Читаем La chica del tambor полностью

Según fuera su nacionalidad y su rango, algunos maridos ya habían partido para el trabajo, pero los diplomáticos no son más que clisés de sí mismos. Por ejemplo, un melancólico consejero escandinavo seguía en cama, afectado por una resaca producida por un estrés marital. Un encargado de negocios suramericano, con redecilla en el pelo y ataviado con un kimono de seda china, recuerdo de una visita a Pekín, estaba asomado a la ventana, dando la lista de la compra a su chófer filipino. El italiano se afeitaba, aunque desnudo. Le gustaba afeitarse después de bañarse, aunque antes de hacer los ejercicios gimnásticos cotidianos. Su esposa, totalmente vestida, se encontraba en la planta baja regañando a su contumaz hija por regresar tarde a casa la noche anterior, diálogo que las dos gozaban todas las mañanas de la semana. El enviado de la Costa del Marfil sostenía una conferencia telefónica internacional, informando a sus jefes de los últimos esfuerzos que había realizado para extraer ayuda para el desarrollo al gobierno alemán, de día en día más remiso a darla. Cuando la comunicación se interrumpió, los políticos de la Costa del Marfil creyeron que su enviado les había colgado el aparato, y le mandaron un ácido telegrama en el que le preguntaban si quería dimitir. El agregado laboral de Israel se había ido hacía más de una hora. No se encontraba cómodo en Bonn y trabajaba, en la medida de lo posible, según el horario de Jerusalén. Justificaba este horario con varios chistes raciales, bastante tontos, acerca de la realidad y la muerte.
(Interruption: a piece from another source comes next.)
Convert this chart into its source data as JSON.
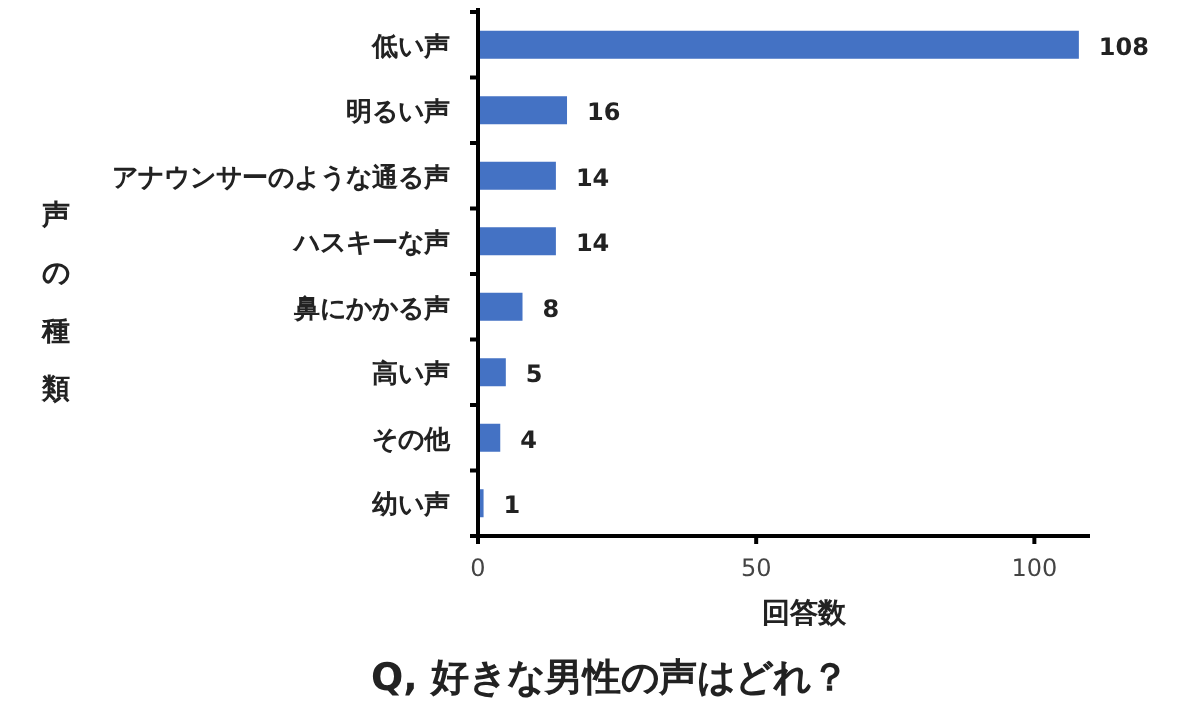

Siempre que estalla una bomba se produce algún que otro milagro, en este caso el autor del milagro fue el autobús de la escuela norteamericana que, después de recoger a los escolares, se había ya ido, llevándose a la mayoría de los niños de la comunidad que todos los días de colegio esperaban el vehículo en una plazuela que se hallaba a menos de cincuenta metros del lugar del estallido. Por providencial designio, ninguno de los niños había olvidado en casa los deberes escolares, ninguno había dormido más de la cuenta, y ninguno había mostrado resistencia a ser educado, en aquel lunes por la mañana, por lo que el autobús partió con toda puntualidad. Los vidrios de la parte trasera del autobús se rompieron, el conductor no pudo evitar que el autobús se pusiera de lado, una niña francesa perdió un ojo, pero, en términos generales, los niños se salieron de rositas, lo que, después, se consideró un hecho digno de celebración. Sí, ya que ello es también una característica propia de esas explosiones, o, por lo menos, de los momentos inmediato posteriores: se siente, comunitariamente, la loca necesidad de agasajar a los supervivientes, en vez de perder el tiempo llorando a los muertos. En esos casos, el verdadero dolor surge cuando se desvanece el susto inicial, lo que ocurre varias horas después, aunque a veces no tarda tanto.